The mover offers a bit of relief for Africa’s largest economy where workers in the car manufacturing sector have been on strike for two weeks and unionised gold miners are threatening to go on strike this week.
Castro Ngobese, spokesman for the National Union of Metalworkers of South Africa (NUMSA), said the union was expected to meet petrol station operators and motor industry retailers on Wednesday and Thursday.
“If nothing comes out of the talks, we will file for a strike notice. Then we will begin with our strike on the 9th of September,” Ngobese told media.
Citing escalating living and transport costs, NUMSA said last week its 72,000 members working in petrol stations, automotive retail shops and car dealerships would strike “in demand of a living wage and improved conditions”.

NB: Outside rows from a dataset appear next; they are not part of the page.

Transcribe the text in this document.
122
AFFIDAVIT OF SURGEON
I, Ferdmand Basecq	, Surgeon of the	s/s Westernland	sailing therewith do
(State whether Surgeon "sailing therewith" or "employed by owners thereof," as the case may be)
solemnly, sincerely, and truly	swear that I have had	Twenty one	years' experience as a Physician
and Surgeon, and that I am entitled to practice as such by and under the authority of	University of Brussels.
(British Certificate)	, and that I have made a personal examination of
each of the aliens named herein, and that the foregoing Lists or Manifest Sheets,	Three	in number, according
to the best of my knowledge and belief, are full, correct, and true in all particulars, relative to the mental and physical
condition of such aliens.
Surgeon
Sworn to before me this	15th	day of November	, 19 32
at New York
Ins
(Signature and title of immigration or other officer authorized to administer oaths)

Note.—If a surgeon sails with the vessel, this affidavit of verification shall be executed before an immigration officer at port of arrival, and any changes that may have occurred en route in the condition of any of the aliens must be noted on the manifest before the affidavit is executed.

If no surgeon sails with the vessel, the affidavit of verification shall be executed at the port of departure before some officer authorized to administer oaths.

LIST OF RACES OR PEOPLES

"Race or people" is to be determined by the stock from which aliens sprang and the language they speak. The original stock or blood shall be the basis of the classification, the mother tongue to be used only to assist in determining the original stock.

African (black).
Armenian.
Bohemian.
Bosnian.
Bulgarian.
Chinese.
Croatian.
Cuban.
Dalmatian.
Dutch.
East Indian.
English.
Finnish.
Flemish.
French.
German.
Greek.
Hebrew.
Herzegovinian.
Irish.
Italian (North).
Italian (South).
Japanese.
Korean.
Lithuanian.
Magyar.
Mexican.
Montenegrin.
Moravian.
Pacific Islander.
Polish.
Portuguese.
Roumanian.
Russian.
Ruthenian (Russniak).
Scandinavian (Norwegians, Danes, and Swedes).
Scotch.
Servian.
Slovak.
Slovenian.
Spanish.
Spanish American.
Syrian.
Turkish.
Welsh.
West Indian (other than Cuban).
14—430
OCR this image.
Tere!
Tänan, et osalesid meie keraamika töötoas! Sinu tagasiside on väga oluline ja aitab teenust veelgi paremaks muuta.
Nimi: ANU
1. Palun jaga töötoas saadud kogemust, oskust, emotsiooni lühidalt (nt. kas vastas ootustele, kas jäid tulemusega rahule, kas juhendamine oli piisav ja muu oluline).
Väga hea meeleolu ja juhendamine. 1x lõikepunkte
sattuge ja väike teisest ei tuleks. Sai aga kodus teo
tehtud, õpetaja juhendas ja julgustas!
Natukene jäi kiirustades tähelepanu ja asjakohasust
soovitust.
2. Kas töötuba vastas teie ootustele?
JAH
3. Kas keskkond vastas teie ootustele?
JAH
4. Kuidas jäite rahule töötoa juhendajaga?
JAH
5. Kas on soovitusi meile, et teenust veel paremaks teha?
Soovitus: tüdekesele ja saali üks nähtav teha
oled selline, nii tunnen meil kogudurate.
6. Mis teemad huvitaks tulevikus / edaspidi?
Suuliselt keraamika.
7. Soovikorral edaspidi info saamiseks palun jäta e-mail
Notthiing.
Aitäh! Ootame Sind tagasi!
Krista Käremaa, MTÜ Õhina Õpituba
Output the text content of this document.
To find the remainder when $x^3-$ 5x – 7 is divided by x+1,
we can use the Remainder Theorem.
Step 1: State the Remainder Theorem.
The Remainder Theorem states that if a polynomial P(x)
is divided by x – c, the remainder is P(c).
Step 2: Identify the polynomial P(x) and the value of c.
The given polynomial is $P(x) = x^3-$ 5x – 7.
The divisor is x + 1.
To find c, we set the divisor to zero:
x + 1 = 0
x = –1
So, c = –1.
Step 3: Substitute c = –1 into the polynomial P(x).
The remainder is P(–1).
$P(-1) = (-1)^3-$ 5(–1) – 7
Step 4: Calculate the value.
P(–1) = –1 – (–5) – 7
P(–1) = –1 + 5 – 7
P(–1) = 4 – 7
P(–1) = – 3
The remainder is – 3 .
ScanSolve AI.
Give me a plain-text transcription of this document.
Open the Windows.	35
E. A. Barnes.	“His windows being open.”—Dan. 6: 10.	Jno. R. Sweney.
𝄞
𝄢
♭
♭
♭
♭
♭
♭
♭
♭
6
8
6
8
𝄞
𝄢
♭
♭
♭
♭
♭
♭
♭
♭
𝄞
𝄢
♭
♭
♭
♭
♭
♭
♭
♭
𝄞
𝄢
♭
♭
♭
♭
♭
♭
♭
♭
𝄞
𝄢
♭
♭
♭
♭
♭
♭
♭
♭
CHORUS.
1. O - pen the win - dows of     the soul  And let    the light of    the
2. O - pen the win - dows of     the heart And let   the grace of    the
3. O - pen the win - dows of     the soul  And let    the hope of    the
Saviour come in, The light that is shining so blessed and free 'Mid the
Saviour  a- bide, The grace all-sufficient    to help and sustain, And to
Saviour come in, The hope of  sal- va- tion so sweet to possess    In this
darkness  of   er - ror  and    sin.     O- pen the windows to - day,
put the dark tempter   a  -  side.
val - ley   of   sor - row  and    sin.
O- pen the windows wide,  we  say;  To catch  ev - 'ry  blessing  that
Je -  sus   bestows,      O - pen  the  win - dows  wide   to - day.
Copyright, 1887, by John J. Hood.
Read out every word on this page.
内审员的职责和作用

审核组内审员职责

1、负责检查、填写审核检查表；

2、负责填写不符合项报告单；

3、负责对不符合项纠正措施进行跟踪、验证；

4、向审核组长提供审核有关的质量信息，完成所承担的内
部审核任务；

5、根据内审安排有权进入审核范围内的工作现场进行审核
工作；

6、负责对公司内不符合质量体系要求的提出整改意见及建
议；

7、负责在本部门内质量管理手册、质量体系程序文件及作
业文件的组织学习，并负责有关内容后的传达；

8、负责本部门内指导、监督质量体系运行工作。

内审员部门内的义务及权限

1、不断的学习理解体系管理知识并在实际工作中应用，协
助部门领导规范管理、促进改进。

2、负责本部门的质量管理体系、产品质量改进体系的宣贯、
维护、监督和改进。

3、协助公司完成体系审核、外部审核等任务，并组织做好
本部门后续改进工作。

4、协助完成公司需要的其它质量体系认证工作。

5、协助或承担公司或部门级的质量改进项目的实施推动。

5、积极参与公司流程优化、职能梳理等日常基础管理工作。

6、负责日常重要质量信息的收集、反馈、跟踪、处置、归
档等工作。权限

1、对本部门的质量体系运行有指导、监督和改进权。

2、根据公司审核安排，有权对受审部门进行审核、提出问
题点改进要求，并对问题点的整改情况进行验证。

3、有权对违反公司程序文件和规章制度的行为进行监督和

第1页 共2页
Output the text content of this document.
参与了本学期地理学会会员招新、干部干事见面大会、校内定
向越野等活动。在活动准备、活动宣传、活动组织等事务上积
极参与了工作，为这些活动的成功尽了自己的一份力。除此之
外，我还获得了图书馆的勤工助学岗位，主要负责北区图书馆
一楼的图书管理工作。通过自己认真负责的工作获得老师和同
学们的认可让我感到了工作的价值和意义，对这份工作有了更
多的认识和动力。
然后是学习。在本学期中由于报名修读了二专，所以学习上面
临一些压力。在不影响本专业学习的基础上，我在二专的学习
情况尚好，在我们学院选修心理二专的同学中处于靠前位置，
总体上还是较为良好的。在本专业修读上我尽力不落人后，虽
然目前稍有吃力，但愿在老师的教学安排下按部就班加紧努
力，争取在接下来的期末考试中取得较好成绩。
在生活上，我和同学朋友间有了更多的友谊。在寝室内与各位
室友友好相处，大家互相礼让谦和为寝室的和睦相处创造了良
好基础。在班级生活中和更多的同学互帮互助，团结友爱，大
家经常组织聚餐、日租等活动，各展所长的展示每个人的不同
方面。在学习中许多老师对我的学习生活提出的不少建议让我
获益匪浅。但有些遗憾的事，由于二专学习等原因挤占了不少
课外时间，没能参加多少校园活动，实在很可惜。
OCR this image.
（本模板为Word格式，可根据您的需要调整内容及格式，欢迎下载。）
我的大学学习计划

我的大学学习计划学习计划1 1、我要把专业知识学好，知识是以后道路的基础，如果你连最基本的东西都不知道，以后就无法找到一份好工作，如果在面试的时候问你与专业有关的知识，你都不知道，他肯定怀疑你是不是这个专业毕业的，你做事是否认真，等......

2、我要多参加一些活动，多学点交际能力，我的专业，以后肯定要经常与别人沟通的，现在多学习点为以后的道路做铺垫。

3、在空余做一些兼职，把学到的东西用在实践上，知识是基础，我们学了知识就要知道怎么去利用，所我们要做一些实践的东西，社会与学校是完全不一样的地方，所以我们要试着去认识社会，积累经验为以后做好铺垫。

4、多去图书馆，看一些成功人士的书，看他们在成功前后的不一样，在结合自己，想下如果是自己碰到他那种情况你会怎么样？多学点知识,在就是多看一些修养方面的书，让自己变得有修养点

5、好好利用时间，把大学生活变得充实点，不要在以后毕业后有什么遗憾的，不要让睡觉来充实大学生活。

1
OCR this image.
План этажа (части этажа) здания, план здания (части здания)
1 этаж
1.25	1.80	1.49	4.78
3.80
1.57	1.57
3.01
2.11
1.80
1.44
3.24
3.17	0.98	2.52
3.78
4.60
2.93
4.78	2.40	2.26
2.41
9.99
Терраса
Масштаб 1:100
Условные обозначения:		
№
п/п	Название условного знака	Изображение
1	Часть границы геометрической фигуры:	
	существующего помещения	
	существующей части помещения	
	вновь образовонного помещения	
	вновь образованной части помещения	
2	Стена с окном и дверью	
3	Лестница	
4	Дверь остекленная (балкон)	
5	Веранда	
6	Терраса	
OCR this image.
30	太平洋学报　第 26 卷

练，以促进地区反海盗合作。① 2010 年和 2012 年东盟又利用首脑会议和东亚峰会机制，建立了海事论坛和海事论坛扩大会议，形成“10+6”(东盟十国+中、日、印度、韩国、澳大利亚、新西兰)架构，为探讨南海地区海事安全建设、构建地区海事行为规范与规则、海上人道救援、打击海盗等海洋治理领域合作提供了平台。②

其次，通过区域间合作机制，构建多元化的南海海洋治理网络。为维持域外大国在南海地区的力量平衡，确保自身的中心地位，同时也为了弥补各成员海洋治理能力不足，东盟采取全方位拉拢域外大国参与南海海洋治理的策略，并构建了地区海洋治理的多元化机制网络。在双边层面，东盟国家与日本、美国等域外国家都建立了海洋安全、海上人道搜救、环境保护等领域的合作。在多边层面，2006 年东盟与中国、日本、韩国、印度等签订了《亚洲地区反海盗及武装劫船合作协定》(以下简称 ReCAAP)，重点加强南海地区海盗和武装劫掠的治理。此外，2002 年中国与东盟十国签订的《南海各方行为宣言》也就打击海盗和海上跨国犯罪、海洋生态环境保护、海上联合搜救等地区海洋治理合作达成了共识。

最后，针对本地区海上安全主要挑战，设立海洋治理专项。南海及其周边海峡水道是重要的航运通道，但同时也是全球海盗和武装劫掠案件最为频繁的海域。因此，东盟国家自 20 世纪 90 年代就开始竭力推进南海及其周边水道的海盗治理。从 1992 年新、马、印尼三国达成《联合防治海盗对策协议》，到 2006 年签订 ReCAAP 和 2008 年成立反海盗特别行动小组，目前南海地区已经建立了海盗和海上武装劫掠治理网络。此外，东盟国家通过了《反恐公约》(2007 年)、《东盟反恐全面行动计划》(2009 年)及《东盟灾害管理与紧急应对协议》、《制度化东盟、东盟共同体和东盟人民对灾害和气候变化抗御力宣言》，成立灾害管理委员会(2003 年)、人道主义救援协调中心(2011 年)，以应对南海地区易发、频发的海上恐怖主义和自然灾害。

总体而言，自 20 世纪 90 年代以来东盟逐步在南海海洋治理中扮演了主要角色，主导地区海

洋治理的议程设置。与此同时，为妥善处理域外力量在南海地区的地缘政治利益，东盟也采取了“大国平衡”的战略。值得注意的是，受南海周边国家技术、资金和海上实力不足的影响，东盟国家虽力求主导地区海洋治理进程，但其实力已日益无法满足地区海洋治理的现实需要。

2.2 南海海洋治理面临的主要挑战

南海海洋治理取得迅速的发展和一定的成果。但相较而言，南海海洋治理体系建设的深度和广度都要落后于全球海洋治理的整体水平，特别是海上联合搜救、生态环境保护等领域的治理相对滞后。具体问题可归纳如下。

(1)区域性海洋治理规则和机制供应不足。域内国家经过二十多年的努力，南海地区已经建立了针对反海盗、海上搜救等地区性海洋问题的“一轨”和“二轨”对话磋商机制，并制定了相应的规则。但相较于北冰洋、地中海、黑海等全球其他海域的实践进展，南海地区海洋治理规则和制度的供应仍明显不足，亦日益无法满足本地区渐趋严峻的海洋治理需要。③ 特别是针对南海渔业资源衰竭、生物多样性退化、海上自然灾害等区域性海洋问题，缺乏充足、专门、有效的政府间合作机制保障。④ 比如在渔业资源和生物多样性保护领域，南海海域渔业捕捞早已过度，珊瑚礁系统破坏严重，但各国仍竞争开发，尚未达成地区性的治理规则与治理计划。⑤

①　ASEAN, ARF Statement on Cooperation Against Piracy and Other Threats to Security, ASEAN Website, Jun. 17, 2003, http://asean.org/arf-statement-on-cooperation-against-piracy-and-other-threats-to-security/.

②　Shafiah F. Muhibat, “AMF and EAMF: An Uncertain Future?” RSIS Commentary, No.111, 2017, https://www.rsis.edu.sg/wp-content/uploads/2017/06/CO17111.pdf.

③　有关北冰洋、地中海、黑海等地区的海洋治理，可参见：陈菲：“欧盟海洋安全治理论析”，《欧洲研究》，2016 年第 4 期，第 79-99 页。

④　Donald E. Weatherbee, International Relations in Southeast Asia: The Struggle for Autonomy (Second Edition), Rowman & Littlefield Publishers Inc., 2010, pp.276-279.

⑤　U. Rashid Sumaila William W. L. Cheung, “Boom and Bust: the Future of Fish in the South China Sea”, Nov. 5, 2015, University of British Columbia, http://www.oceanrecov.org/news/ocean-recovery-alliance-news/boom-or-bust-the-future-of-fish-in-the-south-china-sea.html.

The rand last month tumbled to four-year lows due to the labour unrest that has swept Africa’s largest economy and raised worries of slower growth.
Striking car workers rejected a double-digit wage increase offer last Thursday and said they would intensify a strike that has crippled production of a major export. The auto industry strike was costing the economy an estimated $60 million a day.
South African gold miners plan to strike for higher pay from Tuesday, inflicting more damage on an industry that has produced a third of the bullion ever pulled from the earth but is now in rapid decline.